Ankara 6. Ağır Ceza Mahkemesi'ndeki duruşmaya sanıklar katılmazken, sanık ve müdahil avukatları ile HDP Eş Genel Başkanı Mithat Sancar ve bazı milletvekilleri salonda hazır bulundu.
Mahkeme Başkanı, dava dosyasına gelen evrakı okuduktan sonra taraflara söz verdi.
Müşteki avukatları davanın "zaman aşımı" nedeniyle bitirilmemesini, dosyanın "insanlığa karşı işlenen suç" kapsamında değerlendirilmesini ve süreden muaf tutulmasını talep etti.
Sanık avukatları da "zaman aşımı" kararının uygulanmasını talep etti.
Cumhuriyet savcısı, mütalaasında Musa Anter ve Ayten Öztürk'ün öldürülmesi ve Orhan Miroğlu'nun yaralanmasına ilişkin kamu davasının zaman aşımı süresi dolduğundan düşmesine karar verilmesini talep etti.

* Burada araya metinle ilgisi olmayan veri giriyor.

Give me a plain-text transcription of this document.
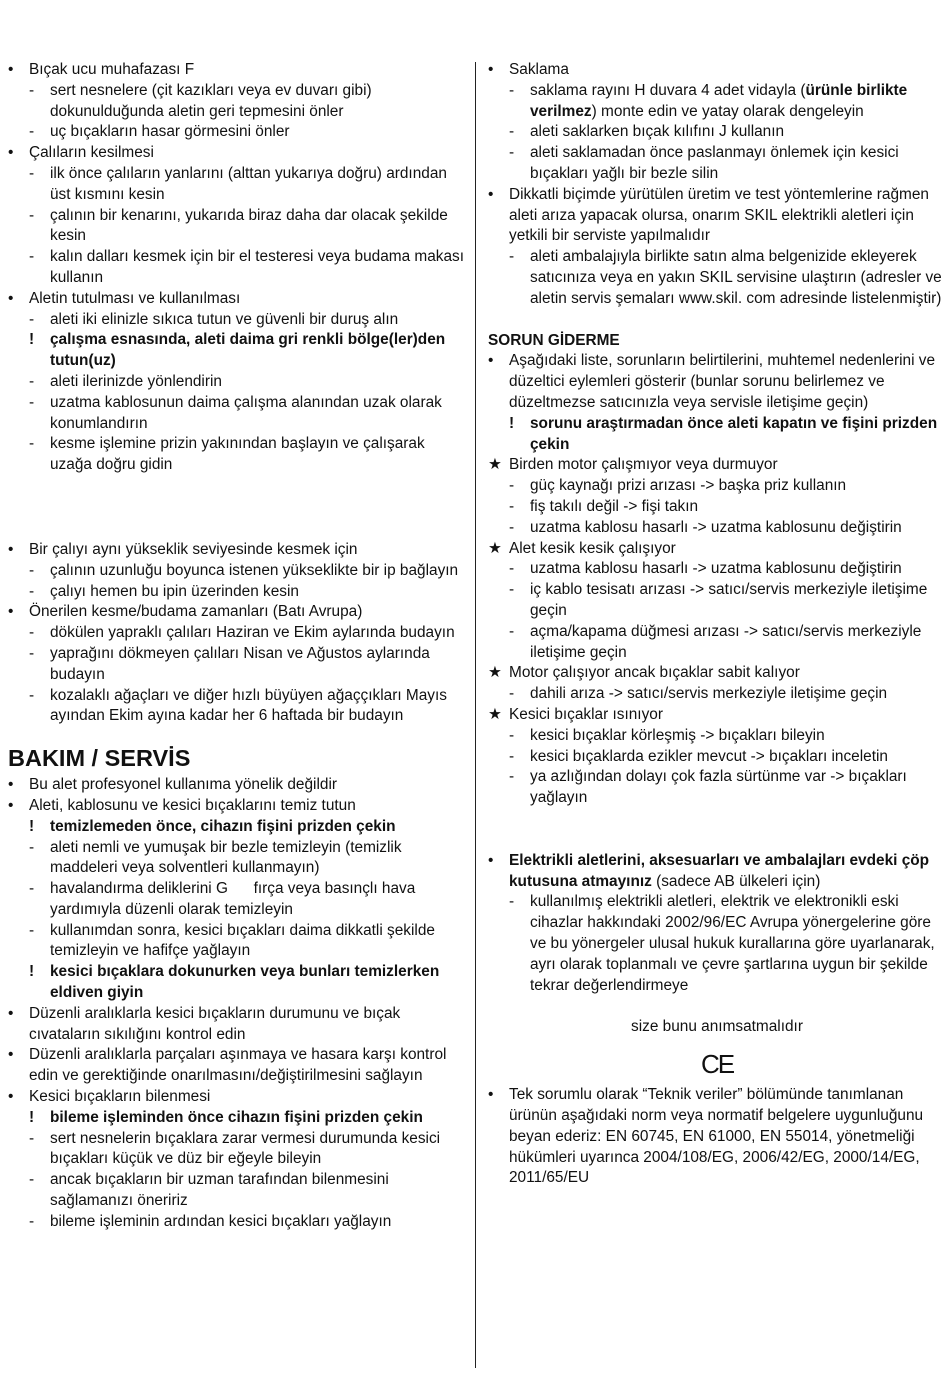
• Bıçak ucu muhafazası F
- sert nesnelere (çit kazıkları veya ev duvarı gibi) dokunulduğunda aletin geri tepmesini önler
- uç bıçakların hasar görmesini önler
• Çalıların kesilmesi
- ilk önce çalıların yanlarını (alttan yukarıya doğru) ardından üst kısmını kesin
- çalının bir kenarını, yukarıda biraz daha dar olacak şekilde kesin
- kalın dalları kesmek için bir el testeresi veya budama makası kullanın
• Aletin tutulması ve kullanılması
- aleti iki elinizle sıkıca tutun ve güvenli bir duruş alın
! çalışma esnasında, aleti daima gri renkli bölge(ler)den tutun(uz)
- aleti ilerinizde yönlendirin
- uzatma kablosunun daima çalışma alanından uzak olarak konumlandırın
- kesme işlemine prizin yakınından başlayın ve çalışarak uzağa doğru gidin
• Bir çalıyı aynı yükseklik seviyesinde kesmek için
- çalının uzunluğu boyunca istenen yükseklikte bir ip bağlayın
- çalıyı hemen bu ipin üzerinden kesin
• Önerilen kesme/budama zamanları (Batı Avrupa)
- dökülen yapraklı çalıları Haziran ve Ekim aylarında budayın
- yaprağını dökmeyen çalıları Nisan ve Ağustos aylarında budayın
- kozalaklı ağaçları ve diğer hızlı büyüyen ağaççıkları Mayıs ayından Ekim ayına kadar her 6 haftada bir budayın
BAKIM / SERVİS
• Bu alet profesyonel kullanıma yönelik değildir
• Aleti, kablosunu ve kesici bıçaklarını temiz tutun
! temizlemeden önce, cihazın fişini prizden çekin
- aleti nemli ve yumuşak bir bezle temizleyin (temizlik maddeleri veya solventleri kullanmayın)
- havalandırma deliklerini G      fırça veya basınçlı hava yardımıyla düzenli olarak temizleyin
- kullanımdan sonra, kesici bıçakları daima dikkatli şekilde temizleyin ve hafifçe yağlayın
! kesici bıçaklara dokunurken veya bunları temizlerken eldiven giyin
• Düzenli aralıklarla kesici bıçakların durumunu ve bıçak cıvataların sıkılığını kontrol edin
• Düzenli aralıklarla parçaları aşınmaya ve hasara karşı kontrol edin ve gerektiğinde onarılmasını/değiştirilmesini sağlayın
• Kesici bıçakların bilenmesi
! bileme işleminden önce cihazın fişini prizden çekin
- sert nesnelerin bıçaklara zarar vermesi durumunda kesici bıçakları küçük ve düz bir eğeyle bileyin
- ancak bıçakların bir uzman tarafından bilenmesini sağlamanızı öneririz
- bileme işleminin ardından kesici bıçakları yağlayın
• Saklama
- saklama rayını H duvara 4 adet vidayla (ürünle birlikte verilmez) monte edin ve yatay olarak dengeleyin
- aleti saklarken bıçak kılıfını J kullanın
- aleti saklamadan önce paslanmayı önlemek için kesici bıçakları yağlı bir bezle silin
• Dikkatli biçimde yürütülen üretim ve test yöntemlerine rağmen aleti arıza yapacak olursa, onarım SKIL elektrikli aletleri için yetkili bir serviste yapılmalıdır
- aleti ambalajıyla birlikte satın alma belgenizide ekleyerek satıcınıza veya en yakın SKIL servisine ulaştırın (adresler ve aletin servis şemaları www.skil. com adresinde listelenmiştir)
SORUN GİDERME
• Aşağıdaki liste, sorunların belirtilerini, muhtemel nedenlerini ve düzeltici eylemleri gösterir (bunlar sorunu belirlemez ve düzeltmezse satıcınızla veya servisle iletişime geçin)
! sorunu araştırmadan önce aleti kapatın ve fişini prizden çekin
★ Birden motor çalışmıyor veya durmuyor
- güç kaynağı prizi arızası -> başka priz kullanın
- fiş takılı değil -> fişi takın
- uzatma kablosu hasarlı -> uzatma kablosunu değiştirin
★ Alet kesik kesik çalışıyor
- uzatma kablosu hasarlı -> uzatma kablosunu değiştirin
- iç kablo tesisatı arızası -> satıcı/servis merkeziyle iletişime geçin
- açma/kapama düğmesi arızası -> satıcı/servis merkeziyle iletişime geçin
★ Motor çalışıyor ancak bıçaklar sabit kalıyor
- dahili arıza -> satıcı/servis merkeziyle iletişime geçin
★ Kesici bıçaklar ısınıyor
- kesici bıçaklar körleşmiş -> bıçakları bileyin
- kesici bıçaklarda ezikler mevcut -> bıçakları inceletin
- ya azlığından dolayı çok fazla sürtünme var -> bıçakları yağlayın
• Elektrikli aletlerini, aksesuarları ve ambalajları evdeki çöp kutusuna atmayınız (sadece AB ülkeleri için)
- kullanılmış elektrikli aletleri, elektrik ve elektronikli eski cihazlar hakkındaki 2002/96/EC Avrupa yönergelerine göre ve bu yönergeler ulusal hukuk kurallarına göre uyarlanarak, ayrı olarak toplanmalı ve çevre şartlarına uygun bir şekilde tekrar değerlendirmeye
size bunu anımsatmalıdır
CE
• Tek sorumlu olarak “Teknik veriler” bölümünde tanımlanan ürünün aşağıdaki norm veya normatif belgelere uygunluğunu beyan ederiz: EN 60745, EN 61000, EN 55014, yönetmeliği hükümleri uyarınca 2004/108/EG, 2006/42/EG, 2000/14/EG, 2011/65/EU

Savcı, sanıkları arasında "Yeşil" kod adlı Mahmut Yıldırım'ın da olduğu Diyarbakır 1'inci Ağır Ceza Mahkemesi'nde görülen ve daha sonra dava dosyasıyla birleştirilen "JİTEM davası"nın dosyadan ayrılmasını talep etti.
Beyanların ardından kararını açıklayan mahkeme, savcılık mütalaası doğrultusunda karar vererek davanın "zaman aşımı" gerekçesiyle düşürülmesine karar verdi.

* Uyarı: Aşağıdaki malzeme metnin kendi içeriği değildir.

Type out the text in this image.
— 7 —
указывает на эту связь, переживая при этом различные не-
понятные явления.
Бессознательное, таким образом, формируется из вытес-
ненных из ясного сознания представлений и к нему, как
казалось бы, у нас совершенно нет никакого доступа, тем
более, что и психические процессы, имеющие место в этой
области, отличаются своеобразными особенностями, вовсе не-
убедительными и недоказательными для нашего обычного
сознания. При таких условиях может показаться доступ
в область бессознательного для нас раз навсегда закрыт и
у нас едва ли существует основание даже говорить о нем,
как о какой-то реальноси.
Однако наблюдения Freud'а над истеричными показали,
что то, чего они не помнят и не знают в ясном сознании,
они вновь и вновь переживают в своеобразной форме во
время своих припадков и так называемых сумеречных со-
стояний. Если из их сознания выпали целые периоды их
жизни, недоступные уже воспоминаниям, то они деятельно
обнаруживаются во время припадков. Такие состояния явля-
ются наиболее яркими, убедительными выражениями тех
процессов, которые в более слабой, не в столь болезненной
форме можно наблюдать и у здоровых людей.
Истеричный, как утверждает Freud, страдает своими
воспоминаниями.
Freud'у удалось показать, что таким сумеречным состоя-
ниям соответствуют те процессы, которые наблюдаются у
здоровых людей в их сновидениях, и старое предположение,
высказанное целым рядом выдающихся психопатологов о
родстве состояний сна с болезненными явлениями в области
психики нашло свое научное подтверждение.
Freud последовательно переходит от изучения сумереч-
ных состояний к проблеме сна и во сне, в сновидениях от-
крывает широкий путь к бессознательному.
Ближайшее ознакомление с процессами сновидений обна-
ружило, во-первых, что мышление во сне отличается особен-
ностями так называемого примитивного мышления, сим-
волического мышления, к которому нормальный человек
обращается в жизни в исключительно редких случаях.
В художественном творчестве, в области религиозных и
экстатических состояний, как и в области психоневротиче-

Mahkeme, önceki celselerde dava dosyasıyla birleşen, suç tarihi 1996 olan 16 sanıklı "JİTEM davası"nın ayrılmasına hükmetti.
- Sancar'ın açıklaması
Duruşmanın ardından adliye önünde basın açıklaması yapan HDP Eş Genel Başkanı Mithat Sancar, düşme kararının hukuksuz olduğunu ve bu durumun kendileri için sürpriz olmadığını söyledi.
Evrensel hukuk ve Avrupa İnsan Hakları Sözleşmesi'ne göre Anter cinayetinin "insanlığa karşı işlenen" suçlar kapsamında olduğunuz belirten Sancar, buna rağmen Anter cinayeti başta olmak üzere bütün faili meçhul dosyaların takipçisi olacaklarını ifade etti.
- Davanın geçmişi
Anter'in ölümü, Miroğlu'nun yaralanmasıyla sonuçlanan saldırıya ilişkin dava Diyarbakır'da açılmış, güvenlik gerekçesiyle Ankara'ya nakledilmişti.

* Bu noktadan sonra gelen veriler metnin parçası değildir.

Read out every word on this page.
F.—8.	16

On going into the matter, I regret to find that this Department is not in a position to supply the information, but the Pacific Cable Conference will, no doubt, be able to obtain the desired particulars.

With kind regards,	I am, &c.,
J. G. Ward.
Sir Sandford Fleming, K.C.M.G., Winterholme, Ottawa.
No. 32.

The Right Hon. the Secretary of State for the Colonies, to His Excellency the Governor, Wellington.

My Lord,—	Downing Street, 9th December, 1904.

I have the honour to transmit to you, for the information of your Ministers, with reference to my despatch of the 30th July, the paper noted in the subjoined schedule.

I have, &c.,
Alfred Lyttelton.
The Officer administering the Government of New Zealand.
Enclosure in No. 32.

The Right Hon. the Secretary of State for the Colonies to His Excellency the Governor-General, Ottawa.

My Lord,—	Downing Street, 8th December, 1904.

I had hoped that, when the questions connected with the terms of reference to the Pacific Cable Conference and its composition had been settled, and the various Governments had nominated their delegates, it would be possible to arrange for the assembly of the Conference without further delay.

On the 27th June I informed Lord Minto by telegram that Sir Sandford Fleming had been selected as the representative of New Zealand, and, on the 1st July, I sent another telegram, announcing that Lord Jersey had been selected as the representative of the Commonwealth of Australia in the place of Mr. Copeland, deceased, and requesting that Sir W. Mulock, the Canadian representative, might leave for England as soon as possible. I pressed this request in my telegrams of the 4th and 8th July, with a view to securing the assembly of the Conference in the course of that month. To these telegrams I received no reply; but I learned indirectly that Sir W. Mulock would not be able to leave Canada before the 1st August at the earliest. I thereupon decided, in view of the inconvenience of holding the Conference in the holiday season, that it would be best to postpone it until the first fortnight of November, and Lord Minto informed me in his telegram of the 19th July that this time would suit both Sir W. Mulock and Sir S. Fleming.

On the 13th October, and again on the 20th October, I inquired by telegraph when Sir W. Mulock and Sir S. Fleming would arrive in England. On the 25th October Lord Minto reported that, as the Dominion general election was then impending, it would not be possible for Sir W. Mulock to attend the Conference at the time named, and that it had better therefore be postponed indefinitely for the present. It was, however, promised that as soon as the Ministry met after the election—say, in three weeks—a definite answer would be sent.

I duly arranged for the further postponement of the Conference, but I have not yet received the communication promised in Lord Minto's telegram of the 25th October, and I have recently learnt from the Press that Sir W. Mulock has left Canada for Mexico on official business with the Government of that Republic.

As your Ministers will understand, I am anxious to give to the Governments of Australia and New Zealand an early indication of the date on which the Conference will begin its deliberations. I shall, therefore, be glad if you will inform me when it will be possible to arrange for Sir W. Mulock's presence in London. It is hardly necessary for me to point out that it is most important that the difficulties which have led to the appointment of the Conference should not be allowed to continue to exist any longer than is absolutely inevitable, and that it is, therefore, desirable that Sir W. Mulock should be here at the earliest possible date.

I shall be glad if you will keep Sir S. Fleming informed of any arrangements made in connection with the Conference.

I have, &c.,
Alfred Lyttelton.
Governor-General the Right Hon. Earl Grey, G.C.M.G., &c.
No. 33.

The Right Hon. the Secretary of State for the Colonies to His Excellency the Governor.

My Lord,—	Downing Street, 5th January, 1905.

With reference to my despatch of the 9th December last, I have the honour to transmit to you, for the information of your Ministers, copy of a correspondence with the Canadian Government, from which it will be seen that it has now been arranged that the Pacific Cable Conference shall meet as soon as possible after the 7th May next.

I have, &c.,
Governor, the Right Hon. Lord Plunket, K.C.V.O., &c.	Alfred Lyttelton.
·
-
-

İddianamede, eylemi Mahmut Yıldırım'ın planladığı ve yönettiği, Hamit Yıldırım'ın eylemi gerçekleştirdiği, dönemin Jandarma İstihbarat Grup Komutan Vekili Savaş Gevrekçi'nin ise emri altında bulunan Abdülkadir Aygan'ı faillere yardım için görevlendirdiği öne sürülmüştü.
Sanıkların, "taammüden adam öldürmek" suçundan ağırlaştırılmış müebbet hapsin yanı sıra "halkı isyana teşvik ve birbiri aleyhine silahlandırarak mukateleye (vurmaya) teşvik etmek" ve "adam yaralamak" suçlarından da cezalandırılmaları istenmişti.
Dava görüldüğü sırada sanıklardan Mahmut Yıldırım ve Abdülkadir Aygan'ın da arasında bulunduğu Diyarbakır 1'inci Ağır Ceza Mahkemesi'ndeki 16 sanıklı JİTEM davası ile Elazığ 1'inci Ağır Ceza Mahkemesi'nde açılan ve Ayten Öztürk'ün 1992'de kaybolduktan iki ay sonra ölü bulunmasına ilişkin dava da Anter ve Miroğlu ile ilgili davayla birleştirilmişti.